- Directed by: Frank Capra
- Release date: May 1945;
- Running time: 31 minutes
- Country: United States
- Language: English

= Two Down and One to Go =

Two Down and One to Go was a short propaganda film produced in 1945 directed by Frank Capra; as its title might suggest, its overall message was that the first two Axis powers, Italy and Germany, had been defeated, but that one, Japan, still had to be dealt with.

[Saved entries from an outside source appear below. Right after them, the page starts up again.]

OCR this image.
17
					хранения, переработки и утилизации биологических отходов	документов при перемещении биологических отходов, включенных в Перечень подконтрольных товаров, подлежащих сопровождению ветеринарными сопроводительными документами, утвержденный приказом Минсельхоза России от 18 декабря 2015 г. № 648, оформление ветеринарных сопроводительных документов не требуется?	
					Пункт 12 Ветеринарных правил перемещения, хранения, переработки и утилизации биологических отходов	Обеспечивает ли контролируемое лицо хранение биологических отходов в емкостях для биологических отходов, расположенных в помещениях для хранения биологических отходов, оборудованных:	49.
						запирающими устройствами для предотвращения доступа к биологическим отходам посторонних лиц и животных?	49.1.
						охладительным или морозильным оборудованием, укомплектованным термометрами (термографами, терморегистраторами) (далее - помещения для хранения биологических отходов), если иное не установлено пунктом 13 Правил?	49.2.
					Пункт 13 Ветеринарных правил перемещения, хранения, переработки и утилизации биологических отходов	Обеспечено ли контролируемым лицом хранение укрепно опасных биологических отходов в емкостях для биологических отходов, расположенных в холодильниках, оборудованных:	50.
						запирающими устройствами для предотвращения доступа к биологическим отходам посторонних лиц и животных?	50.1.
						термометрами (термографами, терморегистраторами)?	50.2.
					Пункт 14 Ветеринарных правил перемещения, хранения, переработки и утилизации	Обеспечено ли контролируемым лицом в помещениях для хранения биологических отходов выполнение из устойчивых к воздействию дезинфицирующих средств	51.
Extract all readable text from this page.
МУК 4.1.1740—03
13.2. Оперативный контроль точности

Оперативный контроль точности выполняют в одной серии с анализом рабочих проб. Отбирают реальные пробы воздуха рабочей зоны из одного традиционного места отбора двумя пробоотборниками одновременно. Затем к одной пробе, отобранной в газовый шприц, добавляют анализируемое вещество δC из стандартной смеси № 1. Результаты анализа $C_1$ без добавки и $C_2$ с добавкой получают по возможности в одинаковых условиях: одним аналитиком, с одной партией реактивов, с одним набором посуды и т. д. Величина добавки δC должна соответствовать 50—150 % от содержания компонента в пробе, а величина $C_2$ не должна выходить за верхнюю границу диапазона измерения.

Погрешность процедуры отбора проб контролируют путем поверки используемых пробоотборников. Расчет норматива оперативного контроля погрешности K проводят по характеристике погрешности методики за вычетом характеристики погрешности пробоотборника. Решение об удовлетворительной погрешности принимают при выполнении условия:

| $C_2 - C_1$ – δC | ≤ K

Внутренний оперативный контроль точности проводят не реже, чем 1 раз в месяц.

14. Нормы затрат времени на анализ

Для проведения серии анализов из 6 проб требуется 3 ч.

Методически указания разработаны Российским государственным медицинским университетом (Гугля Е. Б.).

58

Presented by the Secretary of War (Henry Stimson) and narrated by Army Chief of Staff George Marshall, the film is notable for its heavy use of animated graphics, spliced with stock footage. Opening with a fasces being splintered over Italy, and a swastika being exploded over Germany, the film cuts to an Arthur Szyk caricature of Benito Mussolini, Adolf Hitler and Emperor Hirohito, an X being superimposed on the respective dictators, then turning to Tojo. Gen. Marshall informs the audience why the United States had chosen a Europe first strategy for the war, noting the supply lines were far shorter for Europe, and that the US simply did not have the material, in the early stages of the war, to launch an invasion of Japan. He also notes that in the European theatre the US had strong fighting Allies and airbases in England which could help them launch an attack on Germany, while in the Pacific theatre we had "no airbases near Japan, and no strong allies, however brave".

The general ends the film by reminding the audience that the war cannot be won until Japanese military might is "completely crushed".

The Academy Film Archive preserved Two Down and One to Go in 2008. The film is part of the Academy War Film Collection, one of the largest collections of World War II era short films held outside government archives.